PITTSBURGH (KDKA) — The victims of violent crime say they often feel re-victimized when the criminal justice system lets them down, but a new bill is aiming to level the field.
“They’re the injured people coming into a system that should protect and serve them, and when it fails them that violation feels sometimes just as worse as the actual crime itself,” said Jennifer Storm, a Pennsylvania victim’s advocate.
It’s called Marsy’s Law, named after a California college student who was stalked and killed by her ex-boyfriend. A week after her death, the family walked into a grocery store and were confronted by the accused murderer, unaware he’d been released on bond.
“It wasn’t that victim’s choice to be victimized in the first place. So they shouldn’t be re-victimize over and over in the criminal justice system. We need to start taking their needs and their situation into account,” said state Sen. Guy Reschenthaler.
Sen. Reschenthaler, who is sponsoring the bill, says if it passes in two consecutive legislative sessions, it will be placed on the ballot as a referendum in 2019 to amend the state Constitution.
The law would then require that the family of victims:
- Receive notification of proceedings in their criminal cases
- Be present at court proceedings
- Be heard at plea and sentencing proceedings
The nation learned how powerful that testimony can be at sentencing of ex-USA gymnastics Dr.
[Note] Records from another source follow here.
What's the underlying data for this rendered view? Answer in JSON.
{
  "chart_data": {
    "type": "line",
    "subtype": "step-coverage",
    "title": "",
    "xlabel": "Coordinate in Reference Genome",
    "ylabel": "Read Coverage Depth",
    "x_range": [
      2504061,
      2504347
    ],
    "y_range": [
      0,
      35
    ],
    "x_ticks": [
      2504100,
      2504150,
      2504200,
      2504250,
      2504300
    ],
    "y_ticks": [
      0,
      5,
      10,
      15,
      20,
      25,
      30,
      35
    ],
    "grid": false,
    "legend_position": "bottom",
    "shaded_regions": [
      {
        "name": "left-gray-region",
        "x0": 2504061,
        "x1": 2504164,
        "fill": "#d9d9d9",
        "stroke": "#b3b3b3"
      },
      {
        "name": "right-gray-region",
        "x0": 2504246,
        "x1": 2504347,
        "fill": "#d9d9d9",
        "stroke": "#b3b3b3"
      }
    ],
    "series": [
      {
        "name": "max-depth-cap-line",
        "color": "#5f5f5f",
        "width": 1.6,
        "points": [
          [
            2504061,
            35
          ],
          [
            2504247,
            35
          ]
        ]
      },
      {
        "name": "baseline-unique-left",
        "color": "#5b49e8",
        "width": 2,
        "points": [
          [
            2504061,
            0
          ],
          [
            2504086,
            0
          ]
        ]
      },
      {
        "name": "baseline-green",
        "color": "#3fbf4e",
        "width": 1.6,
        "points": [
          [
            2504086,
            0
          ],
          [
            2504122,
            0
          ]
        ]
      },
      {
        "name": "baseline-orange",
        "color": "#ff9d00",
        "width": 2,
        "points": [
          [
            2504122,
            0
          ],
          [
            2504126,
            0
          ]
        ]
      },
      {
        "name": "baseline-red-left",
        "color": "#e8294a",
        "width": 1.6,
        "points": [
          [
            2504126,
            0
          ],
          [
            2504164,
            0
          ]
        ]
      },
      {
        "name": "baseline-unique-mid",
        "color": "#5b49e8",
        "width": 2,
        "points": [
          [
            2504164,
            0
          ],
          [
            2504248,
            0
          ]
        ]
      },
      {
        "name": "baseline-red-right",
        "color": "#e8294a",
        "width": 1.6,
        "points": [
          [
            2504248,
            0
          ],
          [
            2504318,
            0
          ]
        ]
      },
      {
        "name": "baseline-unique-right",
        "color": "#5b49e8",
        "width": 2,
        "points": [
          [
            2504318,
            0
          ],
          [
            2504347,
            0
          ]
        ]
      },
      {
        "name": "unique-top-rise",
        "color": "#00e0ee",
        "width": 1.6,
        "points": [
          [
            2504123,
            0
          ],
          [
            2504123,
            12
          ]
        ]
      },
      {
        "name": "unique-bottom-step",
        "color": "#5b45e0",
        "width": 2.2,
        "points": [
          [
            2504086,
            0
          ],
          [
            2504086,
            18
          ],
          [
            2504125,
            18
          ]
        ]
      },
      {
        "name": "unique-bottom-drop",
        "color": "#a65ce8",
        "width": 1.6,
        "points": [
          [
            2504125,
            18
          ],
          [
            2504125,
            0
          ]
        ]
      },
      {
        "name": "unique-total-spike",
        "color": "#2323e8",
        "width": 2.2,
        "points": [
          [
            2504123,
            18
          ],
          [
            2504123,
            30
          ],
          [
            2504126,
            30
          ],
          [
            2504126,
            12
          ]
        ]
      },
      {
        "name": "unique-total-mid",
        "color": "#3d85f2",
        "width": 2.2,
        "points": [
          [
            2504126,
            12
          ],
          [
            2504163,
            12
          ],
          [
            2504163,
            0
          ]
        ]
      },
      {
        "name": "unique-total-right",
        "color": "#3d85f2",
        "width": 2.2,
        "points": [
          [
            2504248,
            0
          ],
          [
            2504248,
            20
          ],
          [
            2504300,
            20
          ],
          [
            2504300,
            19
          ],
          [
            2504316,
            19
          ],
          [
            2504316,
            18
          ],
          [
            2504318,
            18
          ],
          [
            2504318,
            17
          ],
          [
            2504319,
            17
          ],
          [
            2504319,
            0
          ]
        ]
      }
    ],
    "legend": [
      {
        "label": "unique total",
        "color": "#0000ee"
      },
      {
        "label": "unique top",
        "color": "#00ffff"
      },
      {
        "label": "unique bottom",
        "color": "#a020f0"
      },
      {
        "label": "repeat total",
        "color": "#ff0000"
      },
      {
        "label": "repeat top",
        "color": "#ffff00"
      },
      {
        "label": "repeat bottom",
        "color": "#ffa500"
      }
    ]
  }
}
Larry Nassar, with the painful recounting of his alleged victims.
The bill also has the support of Kristi Lane Scott, who, as KDKA told you last week, was a child when she and her sister witnessed the murder of their mother and grandmother by her estranged father. She wasn’t called to testify at his sentencing.
“Kristi is the epitome of why we need Marsy’s Law here in Pennsylvania,” said Storm.